The researchers then undertook field surveys, analysed the specimens and compared with those in the museum. They found that the observed sample in the study had 17 dorsal scales on the top and 202-220 ventral scales below. Like other shieldtail snakes, individuals of U. bhupathyi were non-aggressive, did not try to bite if picked up and curled merely around the hand. While these snakes usually remained buried in the soil, the researchers observed that during the mornings or rainy weather, they ventured outside.

The researchers believe that there is more to be done before understanding the distribution of the new species. “Since we have not conducted any extensive surveys (digging or systematic sampling) in the present study, an intensive sampling strategy exploring the whole Anaikatty Hills including protected area network would be beneficial to understand their population status”, says Dr Jins. 

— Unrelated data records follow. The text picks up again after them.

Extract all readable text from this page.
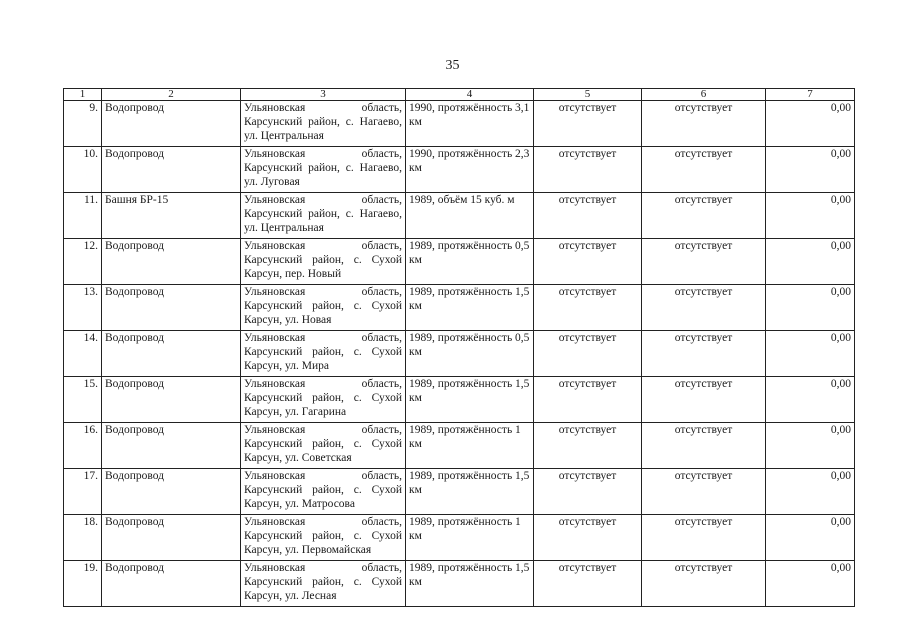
35
1	2	3	4	5	6	7
9.	Водопровод	Ульяновская область, Карсунский район, с. Нагаево, ул. Центральная	1990, протяжённость 3,1 км	отсутствует	отсутствует	0,00
10.	Водопровод	Ульяновская область, Карсунский район, с. Нагаево, ул. Луговая	1990, протяжённость 2,3 км	отсутствует	отсутствует	0,00
11.	Башня БР-15	Ульяновская область, Карсунский район, с. Нагаево, ул. Центральная	1989, объём 15 куб. м	отсутствует	отсутствует	0,00
12.	Водопровод	Ульяновская область, Карсунский район, с. Сухой Карсун, пер. Новый	1989, протяжённость 0,5 км	отсутствует	отсутствует	0,00
13.	Водопровод	Ульяновская область, Карсунский район, с. Сухой Карсун, ул. Новая	1989, протяжённость 1,5 км	отсутствует	отсутствует	0,00
14.	Водопровод	Ульяновская область, Карсунский район, с. Сухой Карсун, ул. Мира	1989, протяжённость 0,5 км	отсутствует	отсутствует	0,00
15.	Водопровод	Ульяновская область, Карсунский район, с. Сухой Карсун, ул. Гагарина	1989, протяжённость 1,5 км	отсутствует	отсутствует	0,00
16.	Водопровод	Ульяновская область, Карсунский район, с. Сухой Карсун, ул. Советская	1989, протяжённость 1 км	отсутствует	отсутствует	0,00
17.	Водопровод	Ульяновская область, Карсунский район, с. Сухой Карсун, ул. Матросова	1989, протяжённость 1,5 км	отсутствует	отсутствует	0,00
18.	Водопровод	Ульяновская область, Карсунский район, с. Сухой Карсун, ул. Первомайская	1989, протяжённость 1 км	отсутствует	отсутствует	0,00
19.	Водопровод	Ульяновская область, Карсунский район, с. Сухой Карсун, ул. Лесная	1989, протяжённость 1,5 км	отсутствует	отсутствует	0,00
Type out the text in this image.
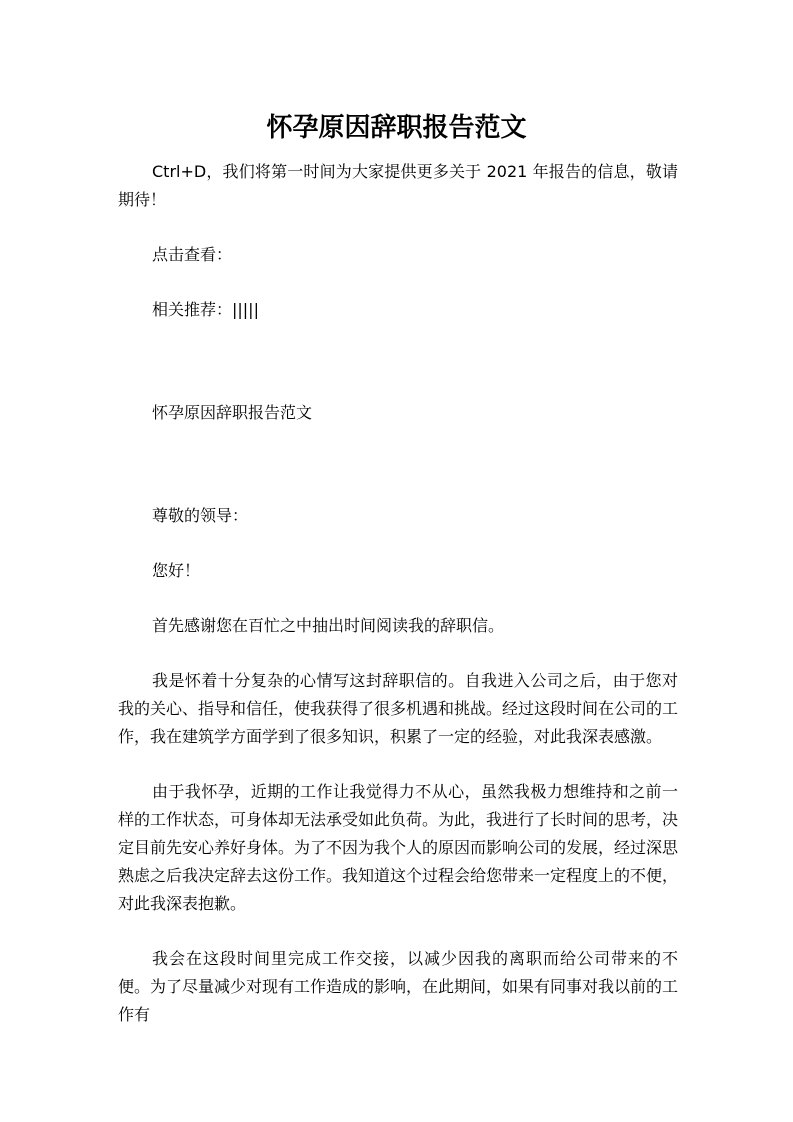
怀孕原因辞职报告范文

Ctrl+D，我们将第一时间为大家提供更多关于 2021 年报告的信息，敬请期待！

点击查看：

相关推荐：|||||

怀孕原因辞职报告范文

尊敬的领导：

您好！

首先感谢您在百忙之中抽出时间阅读我的辞职信。

我是怀着十分复杂的心情写这封辞职信的。自我进入公司之后，由于您对我的关心、指导和信任，使我获得了很多机遇和挑战。经过这段时间在公司的工作，我在建筑学方面学到了很多知识，积累了一定的经验，对此我深表感激。

由于我怀孕，近期的工作让我觉得力不从心，虽然我极力想维持和之前一样的工作状态，可身体却无法承受如此负荷。为此，我进行了长时间的思考，决定目前先安心养好身体。为了不因为我个人的原因而影响公司的发展，经过深思熟虑之后我决定辞去这份工作。我知道这个过程会给您带来一定程度上的不便，对此我深表抱歉。

我会在这段时间里完成工作交接，以减少因我的离职而给公司带来的不便。为了尽量减少对现有工作造成的影响，在此期间，如果有同事对我以前的工作有
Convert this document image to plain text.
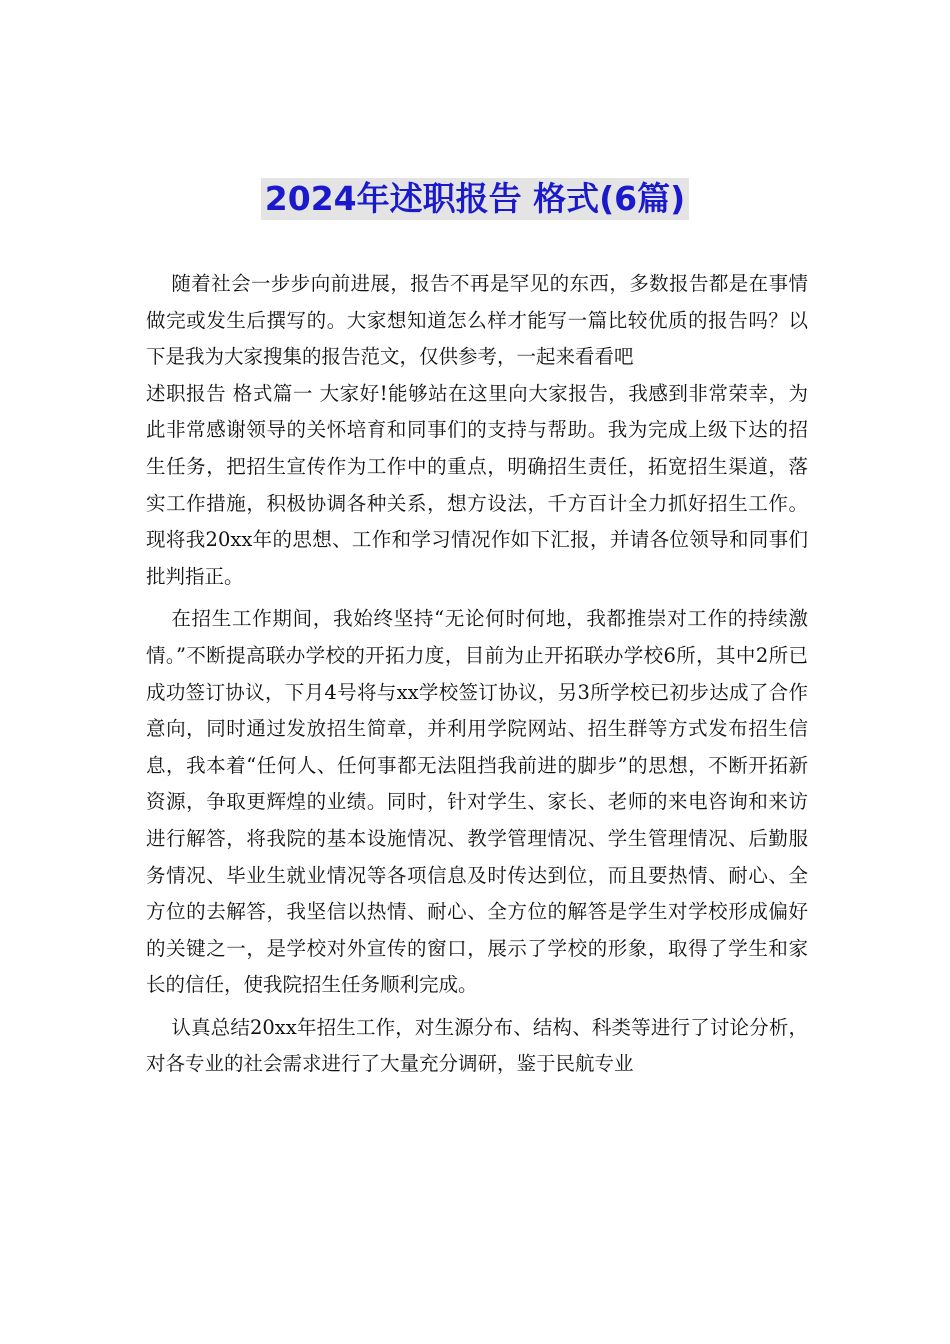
2024年述职报告 格式(6篇)

随着社会一步步向前进展，报告不再是罕见的东西，多数报告都是在事情做完或发生后撰写的。大家想知道怎么样才能写一篇比较优质的报告吗？以下是我为大家搜集的报告范文，仅供参考，一起来看看吧

述职报告 格式篇一 大家好!能够站在这里向大家报告，我感到非常荣幸，为此非常感谢领导的关怀培育和同事们的支持与帮助。我为完成上级下达的招生任务，把招生宣传作为工作中的重点，明确招生责任，拓宽招生渠道，落实工作措施，积极协调各种关系，想方设法，千方百计全力抓好招生工作。现将我20xx年的思想、工作和学习情况作如下汇报，并请各位领导和同事们批判指正。

在招生工作期间，我始终坚持“无论何时何地，我都推崇对工作的持续激情。”不断提高联办学校的开拓力度，目前为止开拓联办学校6所，其中2所已成功签订协议，下月4号将与xx学校签订协议，另3所学校已初步达成了合作意向，同时通过发放招生简章，并利用学院网站、招生群等方式发布招生信息，我本着“任何人、任何事都无法阻挡我前进的脚步”的思想，不断开拓新资源，争取更辉煌的业绩。同时，针对学生、家长、老师的来电咨询和来访进行解答，将我院的基本设施情况、教学管理情况、学生管理情况、后勤服务情况、毕业生就业情况等各项信息及时传达到位，而且要热情、耐心、全方位的去解答，我坚信以热情、耐心、全方位的解答是学生对学校形成偏好的关键之一，是学校对外宣传的窗口，展示了学校的形象，取得了学生和家长的信任，使我院招生任务顺利完成。

认真总结20xx年招生工作，对生源分布、结构、科类等进行了讨论分析，对各专业的社会需求进行了大量充分调研，鉴于民航专业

Like many other species of the Western Ghats, U. bhupathyi also faces specific threats such as habitat modification due to the exploitation of soil by brick industries, roadkills, and diseases similar to the potentially lethal snake fungal disease. “However, the new species seems to be locally widespread, and we expect to find a good population inside the protected areas of Nilgiri Biosphere Reserve”, says Dr Jins with optimism.

The discoveries of species in the Western Ghats add to the body of knowledge about our country’s biodiversity that has been unexplored post-independence. “Most of the taxonomic work in Indian herpetofauna (amphibians and reptiles) is of the colonial period. After the 19th century, there are not much taxonomic activities in reptiles of the Western Ghats”, remarks Dr. Jins.

However, the past decade has seen some of the remarkable discoveries like the tree-climbing crabs and the underground-dwelling frogs. “The explorations and intensive field surveys by various researchers in the past decade resulted in many new species discoveries. Hopefully, the present finding will be an encouragement for other researchers to carry out further explorations in the Western Ghats. There are many more new species of herpetofauna waiting to be discovered”, signs off Dr. Jins.